Limitations of the study, namely that no long-term graft survival assessment was performed and single-dose MSC was administered
Conclusion
Allograft transplantation is currently the only way to replace many organs. The main problem for a successful transplantation is the xenogeneity of the transplanted tissue or organ. Therefore, finding ways to induce donor-specific tolerance is one of the ultimate goals of this treatment. Mesenchymal stem cells, due to their easy harvesting and cultivation in vitro, in addition to their ability to differentiate into multiple lineages and their immune modulatory potential in vivo and in vitro, have become a subject of interest for preclinical and clinical research in a wide range of defects and diseases. In addition, the presence of these cells in most embryonic and adult tissues and the ability of these cells to differentiate into specialized differentiated cell types have made them a suitable target for bioengineering and tissue engineering applications. In this study, an attempt was made to harvest, isolate, and purify this cell population, namely mesenchymal stem cells, to induce immune tolerance and investigate their effects on the time of skin allograft rejection in laboratory mice. Mouse bone marrow stem cells from passage four onwards contain a very high percentage of mesenchymal cells, and therefore, to achieve an almost pure population of mesenchymal cells, these cells must undergo successive passages. After that, these cells were injected into the host receiving the skin allograft, and daily monitoring yielded the following results:
1. The prolonged time required for allograft rejection in models that received a single dose of mesenchymal stem cells compared to the control sample confirms that mesenchymal stem cells have immune system control capabilities.

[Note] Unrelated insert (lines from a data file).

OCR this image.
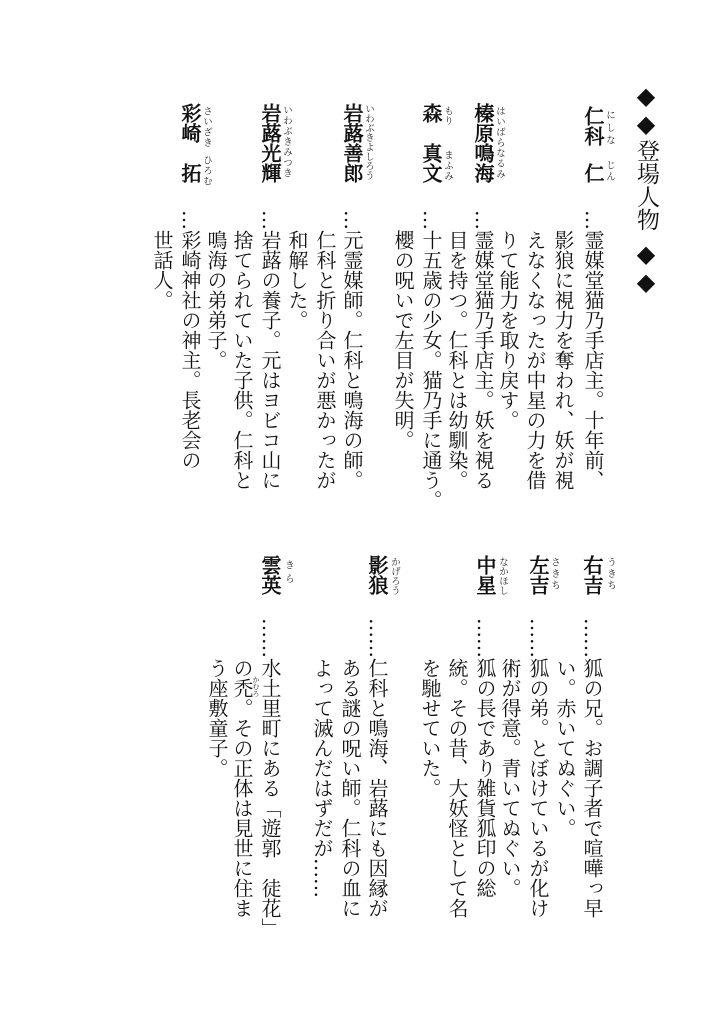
◆◆
登場人物
◆◆
仁科
仁
にしな
じん
…霊媒堂猫乃手店主。十年前、
影狼に視力を奪われ、妖が視
えなくなったが中星の力を借
りて能力を取り戻す。
榛原鳴海 はいばらなるみ
…霊媒堂猫乃手店主。妖を視る
目を持つ。仁科とは幼馴染。
森
真文
もり
まふみ
…十五歳の少女。猫乃手に通う。
櫻の呪いで左目が失明。
岩蕗善郎 いわぶきよしろう
…元霊媒師。仁科と鳴海の師。
仁科と折り合いが悪かったが
和解した。
岩蕗光輝 いわぶきみつき
…岩蕗の養子。元はヨビコ山に
捨てられていた子供。仁科と
鳴海の弟弟子。
彩崎
拓
さいざき
ひろむ
…彩崎神社の神主。長老会の
世話人。
右吉 うきち
……狐の兄。お調子者で喧嘩っ早
い。赤いてぬぐい。
左吉 さきち
……狐の弟。とぼけているが化け
術が得意。青いてぬぐい。
中星 なかほし
……狐の長であり雑貨狐印の総
統。その昔、大妖怪として名
を馳せていた。
影狼 かげろう
……仁科と鳴海、岩蕗にも因縁が
ある謎の呪い師。仁科の血に
よって滅んだはずだが……
雲英 きら
……水土里町にある「遊郭　徒花」
の禿。その正体は見世に住ま
かむろ
う座敷童子。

2. In addition, the longer time to complete rejection of the allograft in the control model 2, which received allogeneic donor cells, may reflect the fact that not only are these allogeneic cells not easily recognized and eliminated by the host immune system in the body, but their presence in the host body following transplantation when they are syngeneic with the allograft donor rather than the host, may be more effective in reducing immune responses. The better quality of the skin allograft in control 2 compared to other models, especially model 2, which received simultaneous transplantation and cell infusion, again suggests that these cells of allograft donor origin will lead to better outcomes. The approximate simultaneous and even delayed graft rejection of one to two days in the model that received cells two days after transplantation, compared to the model that received autologous cells at the same time, could be due to the fact that the presence of immune and inflammatory signals and responses can help the engraftment and migration of mesenchymal stem cells to the injured site.